Class for Corpus preprocessing:

In [2]:
import string

from nltk.corpus import stopwords as sw
from nltk.corpus import wordnet as wn
from nltk import wordpunct_tokenize
from nltk import WordNetLemmatizer
from nltk import sent_tokenize
from nltk import pos_tag

from sklearn.base import BaseEstimator, TransformerMixin

swDiff = {'i', 'me', 'my', 'myself', 'we', 'our', 'ours', 'ourselves'}


class NLTKPreprocessor(BaseEstimator, TransformerMixin):

    def __init__(self, stopwords=None, punct=None,
                 lower=True, strip=True):
        self.lower      = lower
        self.strip      = strip
        self.stopwords  = stopwords or set(sw.words('english'))
        self.stopwords.difference_update(swDiff)
        self.punct      = punct or set(string.punctuation)
        self.lemmatizer = WordNetLemmatizer()

    def fit(self, X, y=None):
        return self

    def inverse_transform(self, X):
        return [" ".join(doc) for doc in X]

    def transform(self, X):
        return [
            list(self.tokenize(doc)) for doc in X
        ]

    def tokenize(self, document):
        # Break the document into sentences
        for sent in sent_tokenize(document):
            # Break the sentence into part of speech tagged tokens
            for token, tag in pos_tag(wordpunct_tokenize(sent)):
                # Apply preprocessing to the token
                token = token.lower() if self.lower else token
                token = token.strip() if self.strip else token
                token = token.strip('_') if self.strip else token
                token = token.strip('*') if self.strip else token

                # If stopword, ignore token and continue
                if token in self.stopwords:
                    continue

                # If punctuation, ignore token and continue
                if all(char in self.punct for char in token):
                    continue

                # Lemmatize the token and yield
                lemma = self.lemmatize(token, tag)
                yield lemma

    def lemmatize(self, token, tag):
        tag = {
            'N': wn.NOUN,
            'V': wn.VERB,
            'R': wn.ADV,
            'J': wn.ADJ
        }.get(tag[0], wn.NOUN)

        return self.lemmatizer.lemmatize(token, tag)

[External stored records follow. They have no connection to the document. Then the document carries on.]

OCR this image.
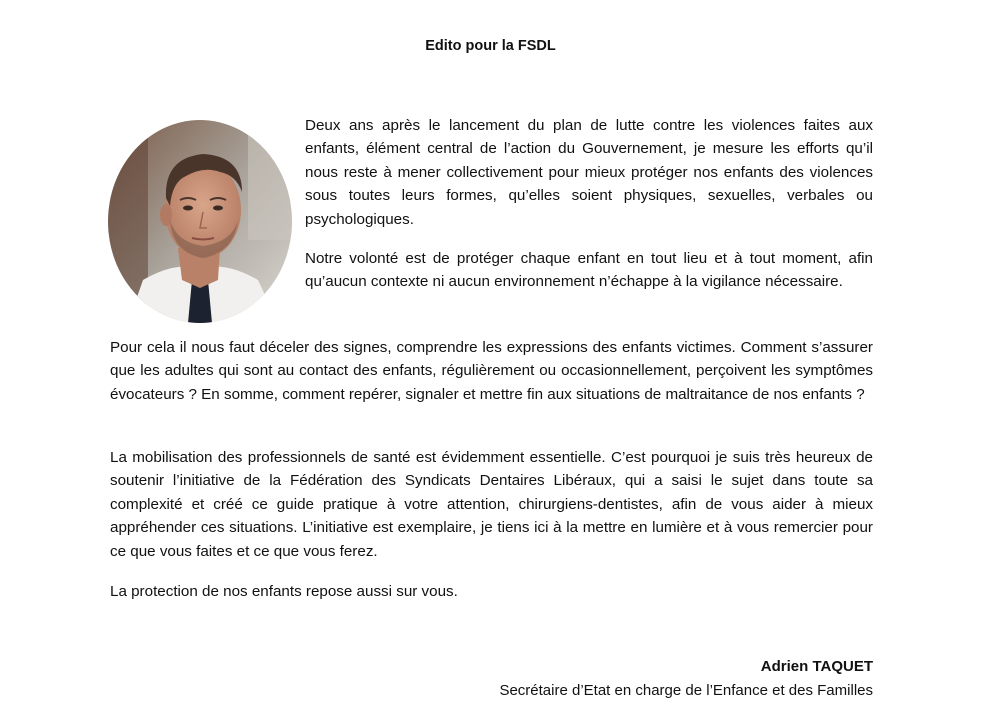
Edito pour la FSDL

Deux ans après le lancement du plan de lutte contre les violences faites aux enfants, élément central de l’action du Gouvernement, je mesure les efforts qu’il nous reste à mener collectivement pour mieux protéger nos enfants des violences sous toutes leurs formes, qu’elles soient physiques, sexuelles, verbales ou psychologiques.

Notre volonté est de protéger chaque enfant en tout lieu et à tout moment, afin qu’aucun contexte ni aucun environnement n’échappe à la vigilance nécessaire.

Pour cela il nous faut déceler des signes, comprendre les expressions des enfants victimes. Comment s’assurer que les adultes qui sont au contact des enfants, régulièrement ou occasionnellement, perçoivent les symptômes évocateurs ? En somme, comment repérer, signaler et mettre fin aux situations de maltraitance de nos enfants ?

La mobilisation des professionnels de santé est évidemment essentielle. C’est pourquoi je suis très heureux de soutenir l’initiative de la Fédération des Syndicats Dentaires Libéraux, qui a saisi le sujet dans toute sa complexité et créé ce guide pratique à votre attention, chirurgiens-dentistes, afin de vous aider à mieux appréhender ces situations. L’initiative est exemplaire, je tiens ici à la mettre en lumière et à vous remercier pour ce que vous faites et ce que vous ferez.

La protection de nos enfants repose aussi sur vous.

Adrien TAQUET
Secrétaire d’Etat en charge de l’Enfance et des Familles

This part of code loads data corpus from multiple files into lists X (texts) and y(labels) with one entry per user:

In [6]:
from lxml import etree
import os
import re

cwd = os.getcwd()
POSITIVE_PATH = os.path.join(cwd, "positive_examples_anonymous")
NEGATIVE_PATH = os.path.join(cwd, "negative_examples_anonymous")
LABELS_PATH = os.path.join(cwd, 'risk_golden_truth.txt')
IMAGE_STR = 'data:image'

labels_file = open(LABELS_PATH, 'r')
label_dict = {}
for line in labels_file:
    xml_file, label = line.split(' ')
    label_dict[xml_file] = label
labels_file.close()

X = []
y = []

for listOfEntries in [os.scandir(POSITIVE_PATH), os.scandir(NEGATIVE_PATH)]:
    for entry in listOfEntries:
        root = etree.parse(entry.path).getroot()
        userId = root[0].text

        userText = ''
        for post in root.findall('.//TITLE') + root.findall('.//TEXT'):
            post = post.text.strip()
            if post != '':
                if IMAGE_STR in post:
                    continue
                post = re.sub(r"http\S+", "", post)
                userText += ' ' + post
        X.append(userText)
        y.append(int(label_dict[userId]))

We use X list as input to NLTKPreprocessor class which outputs list of preprocessed, tokenized texts:

In [None]:
preprocessor = NLTKPreprocessor()
preprocessor.transform(X)